Dick Durham April podcast: With my boat laid up, the forecast should have offered no more than cosy reassurance. This year was different...
“As night-time storms rattled the slates, I dreamed of that one length of studding holding the boat upright”
We’re very close to saying goodbye to the gales of winter. I for one will be relieved to see the equalisation of night with day as the spring equinox and its associated stormy weather passes. The high winds of the laying-up period brought me more anxiety this year than normal. It started like this.
Back in late November, mine was one of eight yachts to be hauled out at the boatyard. I arrived early and took a turn on a fuel barge while the travel hoist was backed down the slipway. I had told the lay- up officer my draught – 4ft 3in – and was surprised that shoaler boats were being pulled out ahead of Wendy May, my 26ft, six-ton gaff cutter. But I remained sanguine: although High Water had passed it was ‘standing’ for a while as it does, except at springs.
Then came a hitch. One 36-footer had been hauled out and once clear of the water it was found her aft sling was half on and half off the central keel. She had to be gingerly backed down into the tide, hauled off and re-sited in the hoist.
By now time was ticking, or jerking if you want it in digital terms. Muddy clots of weed began to head east, streamers of ebb crinkled around the withies and the handlebar of a previously submerged supermarket trolley appeared on the far bank of Oyster Creek. ‘Five minutes, Dick,’ yelled Alex the yard master. I got the engine started, the turn made up as a slip.
‘OK,’ he gave me the thumbs up.
To place Wendy May into the hoist meant putting her at right angles to the now fast- running ebb. I had to keep a good amount of way on and as a result she had a bow wave like that imagined by Kaiser Wilhelm II for his Dreadnought fleet. She thundered into the hoist, sweeping the aft sling half way up her forefoot, and crunch! Her massive cast iron keel hit the concrete slipway beneath.

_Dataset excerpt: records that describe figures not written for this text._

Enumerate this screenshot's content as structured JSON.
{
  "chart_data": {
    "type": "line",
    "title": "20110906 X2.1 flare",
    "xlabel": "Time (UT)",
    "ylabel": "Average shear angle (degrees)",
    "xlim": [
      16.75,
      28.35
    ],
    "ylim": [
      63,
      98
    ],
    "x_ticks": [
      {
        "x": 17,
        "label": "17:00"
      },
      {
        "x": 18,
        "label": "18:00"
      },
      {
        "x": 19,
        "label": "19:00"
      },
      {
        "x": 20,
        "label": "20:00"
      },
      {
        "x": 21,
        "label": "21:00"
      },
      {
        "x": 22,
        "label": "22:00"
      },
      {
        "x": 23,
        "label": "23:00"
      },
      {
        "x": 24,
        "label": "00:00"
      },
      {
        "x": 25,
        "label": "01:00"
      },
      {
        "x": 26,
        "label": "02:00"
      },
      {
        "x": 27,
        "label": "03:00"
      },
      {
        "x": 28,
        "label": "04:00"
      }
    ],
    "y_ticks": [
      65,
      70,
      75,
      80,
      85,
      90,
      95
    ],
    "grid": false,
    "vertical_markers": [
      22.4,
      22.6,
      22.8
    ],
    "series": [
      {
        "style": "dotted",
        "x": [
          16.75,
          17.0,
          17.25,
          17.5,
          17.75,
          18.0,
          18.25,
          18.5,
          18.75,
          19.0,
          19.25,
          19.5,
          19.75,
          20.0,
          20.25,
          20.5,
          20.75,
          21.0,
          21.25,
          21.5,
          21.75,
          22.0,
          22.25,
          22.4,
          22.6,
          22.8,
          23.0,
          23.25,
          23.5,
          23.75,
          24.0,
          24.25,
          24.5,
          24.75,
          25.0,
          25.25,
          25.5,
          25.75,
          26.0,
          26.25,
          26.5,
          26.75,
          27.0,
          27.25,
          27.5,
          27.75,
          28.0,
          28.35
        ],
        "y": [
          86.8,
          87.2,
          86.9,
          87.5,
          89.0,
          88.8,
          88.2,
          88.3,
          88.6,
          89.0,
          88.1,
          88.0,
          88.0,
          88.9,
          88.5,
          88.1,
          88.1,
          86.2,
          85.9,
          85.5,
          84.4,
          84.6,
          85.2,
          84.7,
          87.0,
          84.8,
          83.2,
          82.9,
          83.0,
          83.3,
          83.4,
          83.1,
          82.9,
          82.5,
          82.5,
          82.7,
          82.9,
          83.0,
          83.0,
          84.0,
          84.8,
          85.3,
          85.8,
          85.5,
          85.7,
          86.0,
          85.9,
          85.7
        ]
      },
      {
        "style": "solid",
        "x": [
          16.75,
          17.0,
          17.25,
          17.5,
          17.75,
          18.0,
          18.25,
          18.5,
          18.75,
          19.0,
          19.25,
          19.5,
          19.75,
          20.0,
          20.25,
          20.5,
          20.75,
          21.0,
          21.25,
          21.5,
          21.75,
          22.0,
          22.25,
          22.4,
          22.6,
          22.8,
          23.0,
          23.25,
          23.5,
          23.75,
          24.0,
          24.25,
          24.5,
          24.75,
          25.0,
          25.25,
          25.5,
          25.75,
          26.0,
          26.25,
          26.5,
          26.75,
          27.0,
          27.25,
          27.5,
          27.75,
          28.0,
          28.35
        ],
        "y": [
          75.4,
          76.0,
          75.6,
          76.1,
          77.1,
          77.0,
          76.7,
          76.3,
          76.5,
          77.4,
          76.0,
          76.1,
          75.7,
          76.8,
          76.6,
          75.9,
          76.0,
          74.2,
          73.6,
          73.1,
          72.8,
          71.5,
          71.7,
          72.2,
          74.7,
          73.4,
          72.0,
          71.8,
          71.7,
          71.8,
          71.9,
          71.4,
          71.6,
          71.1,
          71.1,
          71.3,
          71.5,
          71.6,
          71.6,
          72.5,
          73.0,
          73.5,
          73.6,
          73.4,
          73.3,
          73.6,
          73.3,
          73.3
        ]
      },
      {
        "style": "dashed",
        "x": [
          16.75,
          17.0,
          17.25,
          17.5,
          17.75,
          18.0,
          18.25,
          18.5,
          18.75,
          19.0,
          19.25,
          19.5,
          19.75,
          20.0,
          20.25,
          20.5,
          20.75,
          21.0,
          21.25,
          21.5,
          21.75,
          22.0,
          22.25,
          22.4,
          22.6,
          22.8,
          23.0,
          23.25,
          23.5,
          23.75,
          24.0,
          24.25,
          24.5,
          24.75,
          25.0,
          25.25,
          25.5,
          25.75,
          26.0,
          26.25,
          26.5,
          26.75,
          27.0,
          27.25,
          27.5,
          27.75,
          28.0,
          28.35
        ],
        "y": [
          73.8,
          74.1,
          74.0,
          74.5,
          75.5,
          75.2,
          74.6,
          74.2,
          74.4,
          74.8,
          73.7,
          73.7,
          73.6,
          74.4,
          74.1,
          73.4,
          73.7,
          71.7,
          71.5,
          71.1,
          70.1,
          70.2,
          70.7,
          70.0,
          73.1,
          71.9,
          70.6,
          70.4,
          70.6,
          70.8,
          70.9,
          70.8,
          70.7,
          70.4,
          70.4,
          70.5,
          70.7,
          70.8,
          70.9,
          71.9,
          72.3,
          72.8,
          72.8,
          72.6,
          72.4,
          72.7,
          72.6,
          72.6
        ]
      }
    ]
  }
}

With the engine hard astern and the tractor driver using the hoist’s misplaced sling as a shunt, we got the boat back afloat and the slings under her any which way, as fast as we could, as the tide ran off.

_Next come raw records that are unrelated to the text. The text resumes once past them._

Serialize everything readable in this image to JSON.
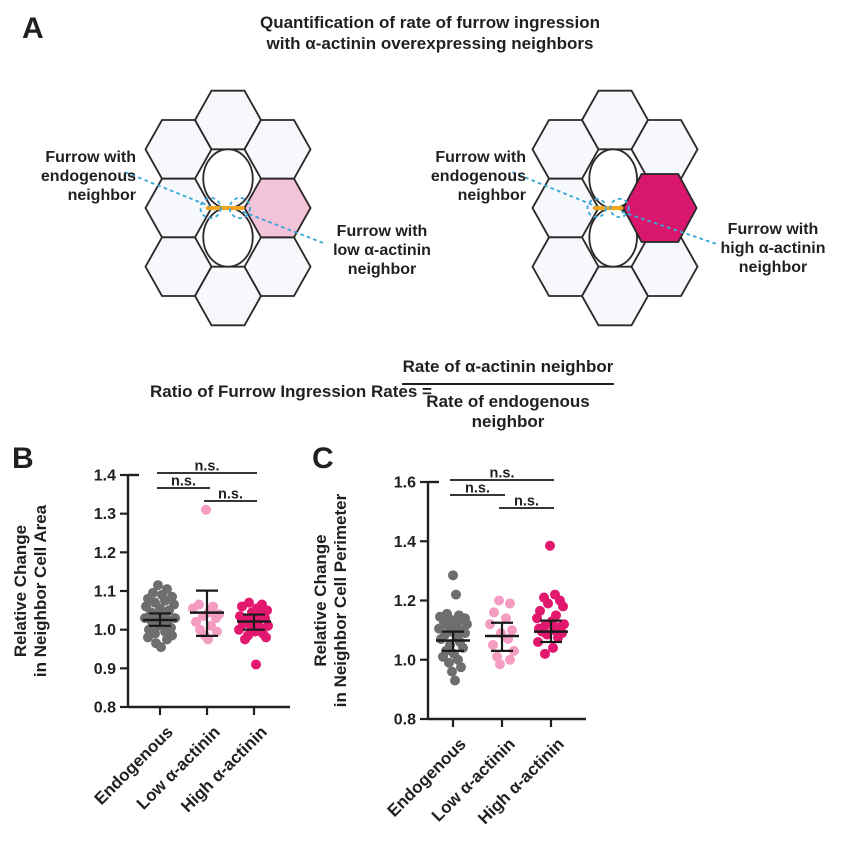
{
  "panel_a": {
    "label": "A",
    "title_line1": "Quantification of rate of furrow ingression",
    "title_line2": "with α-actinin overexpressing neighbors",
    "colors": {
      "cell_fill": "#f6f8fb",
      "cell_stroke": "#2d282a",
      "furrow": "#f2a51f",
      "callout": "#39a7d8"
    },
    "left_diagram": {
      "highlight_color": "#f3c3da",
      "left_callout": [
        "Furrow with",
        "endogenous",
        "neighbor"
      ],
      "right_callout": [
        "Furrow with",
        "low α-actinin",
        "neighbor"
      ]
    },
    "right_diagram": {
      "highlight_color": "#d8176d",
      "left_callout": [
        "Furrow with",
        "endogenous",
        "neighbor"
      ],
      "right_callout": [
        "Furrow with",
        "high α-actinin",
        "neighbor"
      ]
    },
    "formula": {
      "lhs": "Ratio of Furrow Ingression Rates =",
      "numerator": "Rate of α-actinin neighbor",
      "denominator": "Rate of endogenous neighbor"
    }
  },
  "panel_b_label": "B",
  "panel_c_label": "C",
  "chart_data": [
    {
      "panel": "B",
      "type": "dot-plot",
      "ylabel_line1": "Relative Change",
      "ylabel_line2": "in Neighbor Cell Area",
      "ylim": [
        0.8,
        1.4
      ],
      "yticks": [
        "0.8",
        "0.9",
        "1.0",
        "1.1",
        "1.2",
        "1.3",
        "1.4"
      ],
      "categories": [
        "Endogenous",
        "Low α-actinin",
        "High α-actinin"
      ],
      "groups": [
        {
          "name": "Endogenous",
          "color": "#6e6e6e",
          "mean": 1.025,
          "ci_low": 1.01,
          "ci_high": 1.042,
          "points": [
            [
              1.115,
              -2
            ],
            [
              1.105,
              7
            ],
            [
              1.095,
              -7
            ],
            [
              1.09,
              2
            ],
            [
              1.085,
              12
            ],
            [
              1.08,
              -12
            ],
            [
              1.075,
              5
            ],
            [
              1.07,
              -5
            ],
            [
              1.065,
              14
            ],
            [
              1.06,
              -14
            ],
            [
              1.055,
              0
            ],
            [
              1.05,
              9
            ],
            [
              1.045,
              -9
            ],
            [
              1.04,
              4
            ],
            [
              1.035,
              -4
            ],
            [
              1.03,
              15
            ],
            [
              1.03,
              -15
            ],
            [
              1.025,
              8
            ],
            [
              1.02,
              -8
            ],
            [
              1.015,
              2
            ],
            [
              1.01,
              -2
            ],
            [
              1.005,
              11
            ],
            [
              1.0,
              -11
            ],
            [
              0.995,
              5
            ],
            [
              0.99,
              -5
            ],
            [
              0.985,
              12
            ],
            [
              0.98,
              -12
            ],
            [
              0.975,
              7
            ],
            [
              0.965,
              -4
            ],
            [
              0.955,
              1
            ]
          ]
        },
        {
          "name": "Low α-actinin",
          "color": "#f49cc1",
          "mean": 1.044,
          "ci_low": 0.984,
          "ci_high": 1.101,
          "points": [
            [
              1.31,
              -1
            ],
            [
              1.065,
              -8
            ],
            [
              1.06,
              6
            ],
            [
              1.055,
              -14
            ],
            [
              1.045,
              2
            ],
            [
              1.04,
              12
            ],
            [
              1.035,
              -4
            ],
            [
              1.03,
              9
            ],
            [
              1.02,
              -11
            ],
            [
              1.01,
              4
            ],
            [
              1.0,
              -7
            ],
            [
              0.995,
              10
            ],
            [
              0.985,
              -2
            ],
            [
              0.975,
              1
            ]
          ]
        },
        {
          "name": "High α-actinin",
          "color": "#e2176e",
          "mean": 1.021,
          "ci_low": 1.0,
          "ci_high": 1.039,
          "points": [
            [
              1.07,
              -5
            ],
            [
              1.065,
              8
            ],
            [
              1.06,
              -12
            ],
            [
              1.055,
              3
            ],
            [
              1.05,
              13
            ],
            [
              1.045,
              -2
            ],
            [
              1.04,
              7
            ],
            [
              1.035,
              -14
            ],
            [
              1.03,
              0
            ],
            [
              1.03,
              11
            ],
            [
              1.025,
              -8
            ],
            [
              1.02,
              4
            ],
            [
              1.015,
              -11
            ],
            [
              1.01,
              14
            ],
            [
              1.01,
              -3
            ],
            [
              1.005,
              6
            ],
            [
              1.0,
              -15
            ],
            [
              0.995,
              1
            ],
            [
              0.99,
              9
            ],
            [
              0.985,
              -6
            ],
            [
              0.98,
              12
            ],
            [
              0.975,
              -9
            ],
            [
              0.91,
              2
            ]
          ]
        }
      ],
      "comparisons": [
        {
          "from": 0,
          "to": 2,
          "label": "n.s."
        },
        {
          "from": 0,
          "to": 1,
          "label": "n.s."
        },
        {
          "from": 1,
          "to": 2,
          "label": "n.s."
        }
      ]
    },
    {
      "panel": "C",
      "type": "dot-plot",
      "ylabel_line1": "Relative Change",
      "ylabel_line2": "in Neighbor Cell Perimeter",
      "ylim": [
        0.8,
        1.6
      ],
      "yticks": [
        "0.8",
        "1.0",
        "1.2",
        "1.4",
        "1.6"
      ],
      "categories": [
        "Endogenous",
        "Low α-actinin",
        "High α-actinin"
      ],
      "groups": [
        {
          "name": "Endogenous",
          "color": "#6e6e6e",
          "mean": 1.065,
          "ci_low": 1.03,
          "ci_high": 1.095,
          "points": [
            [
              1.285,
              0
            ],
            [
              1.22,
              3
            ],
            [
              1.155,
              -6
            ],
            [
              1.15,
              6
            ],
            [
              1.145,
              -13
            ],
            [
              1.14,
              12
            ],
            [
              1.135,
              -2
            ],
            [
              1.13,
              5
            ],
            [
              1.125,
              -9
            ],
            [
              1.12,
              14
            ],
            [
              1.115,
              -5
            ],
            [
              1.11,
              2
            ],
            [
              1.105,
              -14
            ],
            [
              1.1,
              9
            ],
            [
              1.095,
              -1
            ],
            [
              1.09,
              12
            ],
            [
              1.085,
              -8
            ],
            [
              1.08,
              4
            ],
            [
              1.07,
              -12
            ],
            [
              1.06,
              7
            ],
            [
              1.05,
              -3
            ],
            [
              1.04,
              10
            ],
            [
              1.03,
              -7
            ],
            [
              1.02,
              1
            ],
            [
              1.01,
              -10
            ],
            [
              1.0,
              5
            ],
            [
              0.99,
              -4
            ],
            [
              0.975,
              8
            ],
            [
              0.96,
              -1
            ],
            [
              0.93,
              2
            ]
          ]
        },
        {
          "name": "Low α-actinin",
          "color": "#f49cc1",
          "mean": 1.08,
          "ci_low": 1.03,
          "ci_high": 1.125,
          "points": [
            [
              1.2,
              -3
            ],
            [
              1.19,
              8
            ],
            [
              1.16,
              -8
            ],
            [
              1.14,
              4
            ],
            [
              1.12,
              -12
            ],
            [
              1.1,
              10
            ],
            [
              1.09,
              -1
            ],
            [
              1.07,
              6
            ],
            [
              1.05,
              -9
            ],
            [
              1.03,
              12
            ],
            [
              1.01,
              -5
            ],
            [
              1.0,
              8
            ],
            [
              0.985,
              -2
            ]
          ]
        },
        {
          "name": "High α-actinin",
          "color": "#e2176e",
          "mean": 1.095,
          "ci_low": 1.06,
          "ci_high": 1.132,
          "points": [
            [
              1.385,
              -1
            ],
            [
              1.22,
              4
            ],
            [
              1.21,
              -7
            ],
            [
              1.2,
              9
            ],
            [
              1.19,
              -3
            ],
            [
              1.18,
              12
            ],
            [
              1.165,
              -11
            ],
            [
              1.15,
              5
            ],
            [
              1.14,
              -14
            ],
            [
              1.13,
              1
            ],
            [
              1.12,
              13
            ],
            [
              1.115,
              -6
            ],
            [
              1.11,
              8
            ],
            [
              1.105,
              -12
            ],
            [
              1.1,
              3
            ],
            [
              1.095,
              -9
            ],
            [
              1.09,
              11
            ],
            [
              1.085,
              -4
            ],
            [
              1.075,
              7
            ],
            [
              1.06,
              -13
            ],
            [
              1.04,
              2
            ],
            [
              1.02,
              -6
            ]
          ]
        }
      ],
      "comparisons": [
        {
          "from": 0,
          "to": 2,
          "label": "n.s."
        },
        {
          "from": 0,
          "to": 1,
          "label": "n.s."
        },
        {
          "from": 1,
          "to": 2,
          "label": "n.s."
        }
      ]
    }
  ]
}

She was hauled from the evaporating creek with a list – the last boat of the day’s lay-up – and driven swayingly and slowly to her allotted slot on the clinkered earth. With a railway sleeper
beneath her long keel and her heavy legs ready to fasten on each side, I suddenly realised that the bolts through her top plank would not be long enough to go through the side and the leg as well; they were just there to block the holes while the legs were unshipped.
Fortunately my fellow members came up with two lengths of studding – used to repair the club’s stagings – and all was well. But we still had the list to contend with. I lashed a line around the mast and six men hauled her upright as the hoist operator lowered her onto her sleeper and each leg was blocked off. But the operation was not perfect and her weight was on one leg – to starboard. I chocked oildrums under the turn of the bilge each side as backup.

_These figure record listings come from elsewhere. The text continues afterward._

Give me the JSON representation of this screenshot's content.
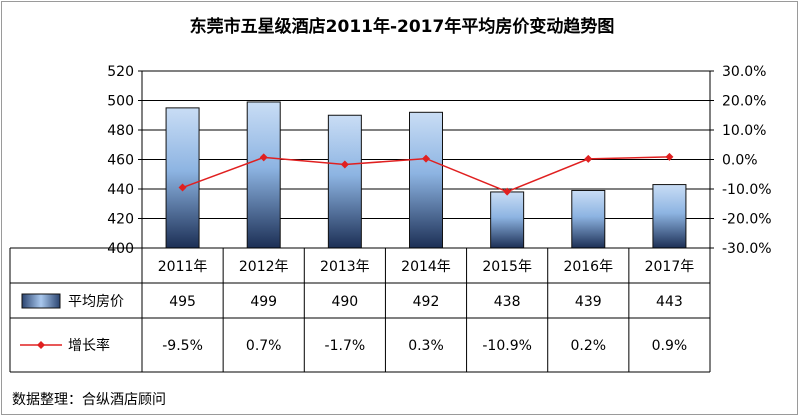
{
  "chart_data": {
    "type": "bar+line",
    "title": "东莞市五星级酒店2011年-2017年平均房价变动趋势图",
    "categories": [
      "2011年",
      "2012年",
      "2013年",
      "2014年",
      "2015年",
      "2016年",
      "2017年"
    ],
    "series": [
      {
        "name": "平均房价",
        "type": "bar",
        "axis": "left",
        "values": [
          495,
          499,
          490,
          492,
          438,
          439,
          443
        ],
        "value_labels": [
          "495",
          "499",
          "490",
          "492",
          "438",
          "439",
          "443"
        ],
        "color": "#8db4e2"
      },
      {
        "name": "增长率",
        "type": "line",
        "axis": "right",
        "values": [
          -9.5,
          0.7,
          -1.7,
          0.3,
          -10.9,
          0.2,
          0.9
        ],
        "value_labels": [
          "-9.5%",
          "0.7%",
          "-1.7%",
          "0.3%",
          "-10.9%",
          "0.2%",
          "0.9%"
        ],
        "color": "#e02020"
      }
    ],
    "y_left": {
      "ylim": [
        400,
        520
      ],
      "ticks": [
        "400",
        "420",
        "440",
        "460",
        "480",
        "500",
        "520"
      ]
    },
    "y_right": {
      "ylim": [
        -30,
        30
      ],
      "ticks": [
        "-30.0%",
        "-20.0%",
        "-10.0%",
        "0.0%",
        "10.0%",
        "20.0%",
        "30.0%"
      ]
    },
    "grid": true,
    "legend": "data-table"
  },
  "source_note": "数据整理：合纵酒店顾问"
}
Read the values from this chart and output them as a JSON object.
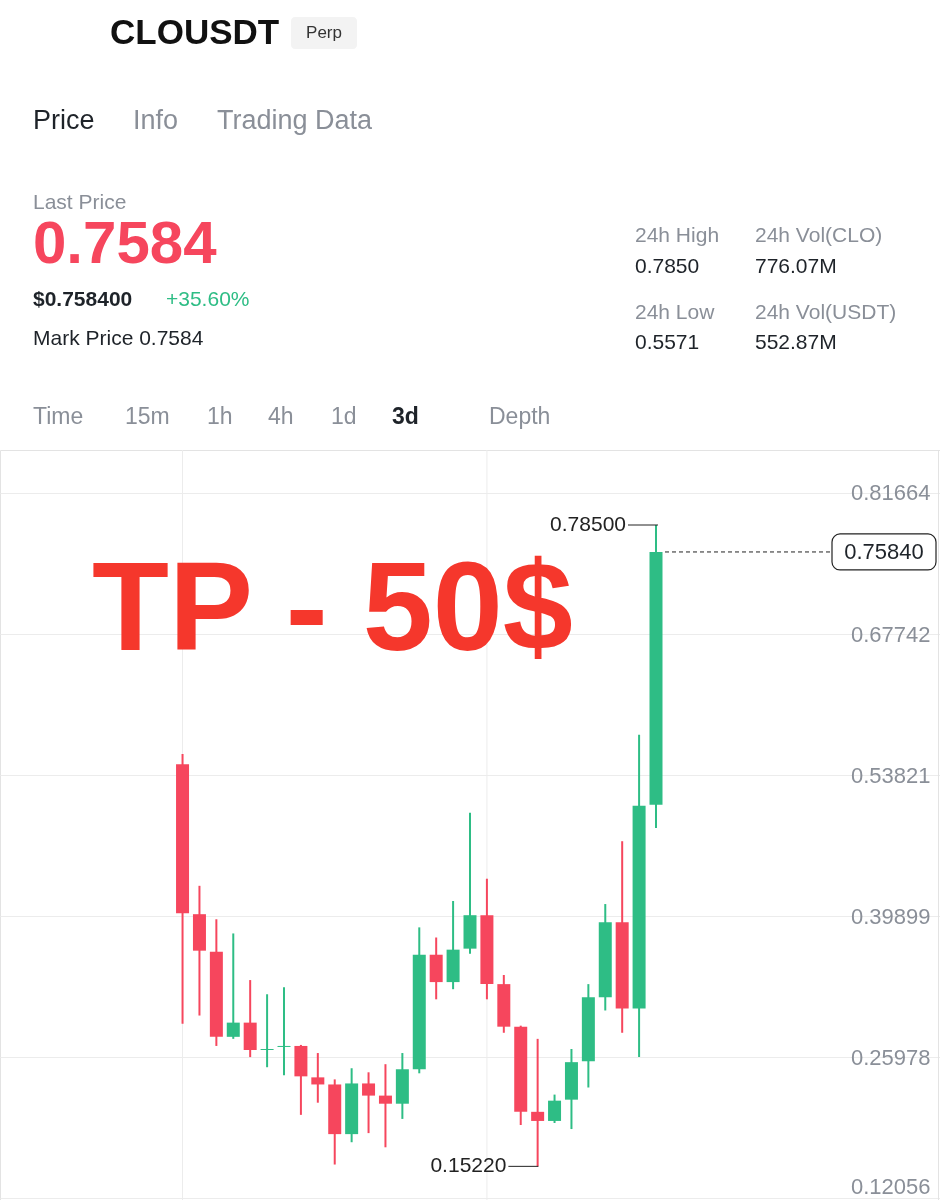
{
  "chart_data": {
    "type": "candlestick",
    "title": "CLOUSDT",
    "subtitle": "Perp",
    "categories": [
      null,
      null,
      null,
      null,
      null,
      null,
      null,
      null,
      null,
      null,
      null,
      null,
      null,
      null,
      null,
      null,
      null,
      null,
      null,
      null,
      null,
      null,
      null,
      null,
      null,
      null,
      null,
      null,
      null,
      null,
      null,
      null,
      null,
      null,
      null,
      null,
      null,
      null,
      null,
      null,
      null,
      null,
      null,
      null,
      null,
      null,
      null,
      null,
      null,
      null,
      null,
      null,
      null,
      null,
      null
    ],
    "ohlc": [
      null,
      null,
      null,
      null,
      null,
      null,
      null,
      null,
      null,
      null,
      [
        0.549,
        0.559,
        0.293,
        0.402
      ],
      [
        0.401,
        0.429,
        0.301,
        0.365
      ],
      [
        0.364,
        0.396,
        0.271,
        0.28
      ],
      [
        0.28,
        0.382,
        0.278,
        0.294
      ],
      [
        0.294,
        0.336,
        0.26,
        0.267
      ],
      [
        0.267,
        0.322,
        0.25,
        0.268
      ],
      [
        0.27,
        0.329,
        0.242,
        0.271
      ],
      [
        0.271,
        0.272,
        0.203,
        0.241
      ],
      [
        0.24,
        0.264,
        0.215,
        0.233
      ],
      [
        0.233,
        0.238,
        0.154,
        0.184
      ],
      [
        0.184,
        0.249,
        0.176,
        0.234
      ],
      [
        0.234,
        0.245,
        0.185,
        0.222
      ],
      [
        0.222,
        0.253,
        0.171,
        0.214
      ],
      [
        0.214,
        0.264,
        0.199,
        0.248
      ],
      [
        0.248,
        0.388,
        0.244,
        0.361
      ],
      [
        0.361,
        0.378,
        0.317,
        0.334
      ],
      [
        0.334,
        0.414,
        0.327,
        0.366
      ],
      [
        0.367,
        0.501,
        0.362,
        0.4
      ],
      [
        0.4,
        0.436,
        0.317,
        0.332
      ],
      [
        0.332,
        0.341,
        0.284,
        0.29
      ],
      [
        0.29,
        0.291,
        0.193,
        0.206
      ],
      [
        0.206,
        0.278,
        0.1522,
        0.197
      ],
      [
        0.197,
        0.223,
        0.195,
        0.217
      ],
      [
        0.218,
        0.268,
        0.189,
        0.255
      ],
      [
        0.256,
        0.332,
        0.23,
        0.319
      ],
      [
        0.319,
        0.411,
        0.306,
        0.393
      ],
      [
        0.393,
        0.473,
        0.284,
        0.308
      ],
      [
        0.308,
        0.578,
        0.26,
        0.508
      ],
      [
        0.509,
        0.785,
        0.486,
        0.7584
      ],
      null,
      null,
      null,
      null,
      null,
      null,
      null,
      null,
      null,
      null,
      null,
      null,
      null,
      null,
      null,
      null
    ],
    "colors": [
      null,
      null,
      null,
      null,
      null,
      null,
      null,
      null,
      null,
      null,
      "#f6465d",
      "#f6465d",
      "#f6465d",
      "#2ebd85",
      "#f6465d",
      "#2ebd85",
      "#2ebd85",
      "#f6465d",
      "#f6465d",
      "#f6465d",
      "#2ebd85",
      "#f6465d",
      "#f6465d",
      "#2ebd85",
      "#2ebd85",
      "#f6465d",
      "#2ebd85",
      "#2ebd85",
      "#f6465d",
      "#f6465d",
      "#f6465d",
      "#f6465d",
      "#2ebd85",
      "#2ebd85",
      "#2ebd85",
      "#2ebd85",
      "#f6465d",
      "#2ebd85",
      "#2ebd85",
      null,
      null,
      null,
      null,
      null,
      null,
      null,
      null,
      null,
      null,
      null,
      null,
      null,
      null,
      null,
      null
    ],
    "ylim": [
      0.119,
      0.859
    ],
    "yticks": [
      0.81664,
      0.67742,
      0.53821,
      0.39899,
      0.25978,
      0.12056
    ],
    "grid": true,
    "tick_labels": "y",
    "ref_lines": [
      {
        "axis": "y",
        "value": 0.7584,
        "label": "0.75840",
        "line_style": "dashed",
        "color": "#222222"
      }
    ],
    "annotations": [
      "Price",
      "Info",
      "Trading Data",
      "Last Price",
      "0.7584",
      "$0.758400",
      "+35.60%",
      "Mark Price 0.7584",
      "24h High",
      "0.7850",
      "24h Vol(CLO)",
      "776.07M",
      "24h Low",
      "0.5571",
      "24h Vol(USDT)",
      "552.87M",
      "Time",
      "15m",
      "1h",
      "4h",
      "1d",
      "3d",
      "Depth",
      "TP - 50$",
      "0.78500",
      "0.15220"
    ]
  }
}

But as night-time storms rattled the slates, I dreamed of that one length of studding holding the boat upright, and at dawn I focussed the binoculars on Wendy May’s mast to check it was still upright. At dusk I listened in trepidation to the Shipping Forecast and, when a south-west gale Force 9 was forecast, drove to the yard and in driving rain and pitch black night hauled two massive baulks of timber to each side of the boat and lashed their ends, which stood proud of the rail, down to the chainplates. She was now a two-legged beast with walking sticks.
Next autumn, I’ll plead for an earlier slot.